3. Valuation Model Reconciliation: In this section, you will find spreadsheets that reconcile different DCF approaches - FCFE versus Dividend Discount Model, FCFE versus FCFF model, EVA versus Cost of capital and Net Debt versus Gross Debt Approaches.
4 . Big-picture valuation spreadsheets: If you are looking for one spreadsheet to help you in valuing a company, I would recommend one of these 'ginzu' spreadsheets. While they require a large number of inputs, they are flexible enough to allow you to value just about any company. You do have to decide whether you want to use a dividend, FCFE or FCFF model spreadsheet. If you have no idea which one will work for you, I would suggest that you try the "right model" spreadsheet first.
5 . Focused valuation spreadsheets: If you have a clear choice in terms of models - stable growth dividend discount, 2-stage FCFE etc. - you can download a spreadsheet for the specific model in this section.
6. Valuation of specific types of companies: Valuation is all about exceptions, and these spreadsheets are designed to help value specific types of companies including:
a. Financial Service firms: While dividend discount models tend to be the weapon of choice for many, you will find an excess equity return model here.
b. Troubled firms: You will find an earnings normalizer spreadsheet, a generic valuation model for valuing a firm as a going concern and a spreadsheet that allows you to estimate the probability that a troubled firm will not survive.
c. Private companies: You will find spreadsheets for adjusting discount rates and estimating illiquidity discounts for private companies.
d. Young and high-growth firms: You will find a revenue growth estimator as well as a generic valuation model for high growth firms in this section.
7 . Multiples: You can estimate equity as well as firm value multiples, based upon fundamentals.
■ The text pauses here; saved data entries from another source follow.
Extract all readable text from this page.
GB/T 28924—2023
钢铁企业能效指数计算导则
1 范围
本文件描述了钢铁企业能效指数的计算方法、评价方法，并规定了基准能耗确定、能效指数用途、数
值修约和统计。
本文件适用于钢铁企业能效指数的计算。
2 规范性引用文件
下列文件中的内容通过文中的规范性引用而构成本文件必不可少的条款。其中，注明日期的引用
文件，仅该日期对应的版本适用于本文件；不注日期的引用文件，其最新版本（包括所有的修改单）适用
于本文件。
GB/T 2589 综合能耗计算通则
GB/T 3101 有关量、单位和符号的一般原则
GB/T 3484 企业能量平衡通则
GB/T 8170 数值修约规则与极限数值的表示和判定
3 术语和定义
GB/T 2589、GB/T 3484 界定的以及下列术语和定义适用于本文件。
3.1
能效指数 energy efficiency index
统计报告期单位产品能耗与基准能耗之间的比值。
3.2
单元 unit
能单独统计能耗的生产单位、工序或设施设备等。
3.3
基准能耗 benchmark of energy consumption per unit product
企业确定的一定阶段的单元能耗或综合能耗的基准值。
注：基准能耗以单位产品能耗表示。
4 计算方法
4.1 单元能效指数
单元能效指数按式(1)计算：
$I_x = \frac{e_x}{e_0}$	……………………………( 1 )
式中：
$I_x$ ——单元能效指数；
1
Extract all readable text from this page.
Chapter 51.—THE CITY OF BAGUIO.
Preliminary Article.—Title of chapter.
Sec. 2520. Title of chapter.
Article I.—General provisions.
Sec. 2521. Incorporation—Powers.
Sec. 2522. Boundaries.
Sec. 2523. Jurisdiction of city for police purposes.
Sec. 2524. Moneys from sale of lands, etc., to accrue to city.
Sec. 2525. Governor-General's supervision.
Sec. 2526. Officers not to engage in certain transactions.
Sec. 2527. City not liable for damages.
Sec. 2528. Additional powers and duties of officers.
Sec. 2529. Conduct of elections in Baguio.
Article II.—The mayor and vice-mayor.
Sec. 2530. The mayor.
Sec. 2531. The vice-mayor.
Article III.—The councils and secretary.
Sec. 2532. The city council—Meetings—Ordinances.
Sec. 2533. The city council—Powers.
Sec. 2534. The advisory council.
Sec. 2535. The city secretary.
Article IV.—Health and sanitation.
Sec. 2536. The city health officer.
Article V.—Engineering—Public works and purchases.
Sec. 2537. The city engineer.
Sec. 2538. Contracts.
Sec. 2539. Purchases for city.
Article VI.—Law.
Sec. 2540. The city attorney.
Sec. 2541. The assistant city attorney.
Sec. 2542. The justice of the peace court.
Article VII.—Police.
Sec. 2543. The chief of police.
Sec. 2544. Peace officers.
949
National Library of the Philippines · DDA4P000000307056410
8 . Valuation in Acquisitions: You can value synergy in an acquiisition and analyze a leveraged buyout.
9 . Valuation of other assets: In this section, you will find a model for valuing income-generating real estate.
10 . Value Enhancement Spreadsheets: In this section, you will find a spreadsheet that reconciles EVA and DCF valuation, a model for estimating CFROI and a DCF version of a value enhancement spreadsheet.
11. Basic option pricing models: In this seciton, you will find Black-Scholes models for valuing short term options, long term options and options that result in dilution of stock (such as warrants). In addition, you will find spreadsheets that convert Black-Scholes inputs into Binomial model inputs and use the binomial model to value options.
12. Real option models in corporate finance: In this section, you will find three basic real option models - the option to delay, the option to expand and the option to abandon. In addition, the value of financial flexibility is considered as an option.
13. Real option models in valuation: In this section, you will find models to value both a patent (and a firm owning a patent) as an option, natural resource firms and equity in deeply troubled firms.
These spreadsheet programs are written in Excel and are not copy protected. Download them and feel free to modify them to your own specifications. I do have video guides available for some of the most accessed spreadsheets. I hope they are useful.